First of all, they're lumping vegetarianism and veganism together. Vegetarians (by today's definition) consume animal matter, just limiting it to dairy and eggs, which provide certain nutrients in forms which can be absorbed. Vegans don't eat animal matter of any kind, meaning their diet lacks certain micro-nutrients not found in plant matter in a form which can be absorbed.

It would be very possible for a vegetarian to consume sufficient proteins to attain the same level of animal protein consumption as a meat eater, and that's a limitation of this study. In my opinion, it would have given far more accurate results if the comparison had been between animal protein consumption and plant protein consumption.

Perhaps another study for another day though.

One thing that really stood out to me (which is something I've often said) was this though:

Quote:
Before agriculture was introduced (circa 11–9000 years ago), human ancestors could not grow, harvest and store the majority of plant-based products as the staple food. Plant foods are mostly accessible only in particular seasons of the year.26 Contrariwise, animals, including large game, small animal, fish and some insects, could constantly provide humans with meat as the staple food.


In other words, it wasn't possible for plant based foods to be THE primary source of food during a good bit of the year before the era of agriculture began. Even then, preservation methods for harvested foods were iffy at best. If every single piece of fruit was not dried sufficiently, or had picked up mold spores from the air, they could result in ruining an entire storage container of dried fruit. Up until the last couple hundred years when canning methods were first developed, it was incredibly difficult and time consuming to preserve sufficient agricultural foods to prevent total starvation during the rest of the year. Logic says that humans needed to eat animal products to survive the long winters, even after agriculture was developed.

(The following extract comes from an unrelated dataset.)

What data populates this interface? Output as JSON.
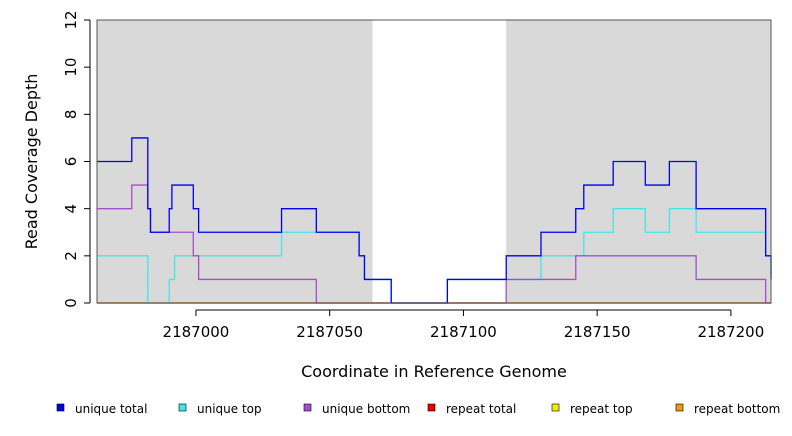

For the most part that does mean eating meats of some kind, since most egg laying occurs in the spring and summer, and most agricultural animals providing milk would have weaned their young before the winter. So even strict vegetarianism (eggs and dairy) is a completely modern construct.


Not to mention that if they were eating eggs and dairy, what exactly were they doing with calves and lambs that were weaned and the chicks/ducklings/goslings that hatched from any uneaten eggs? What would have been the point in keeping all those, rather than eating them?



Simply put, humans have always eaten animal products - mostly meat - from the beginning, and no idealized society that eschews all animal products would have survived even the first winter.



Hence as WereBear pointed out:


Quote:
If they get all the protein they need from plants, why would they do that? Not a single vegan society in all of history.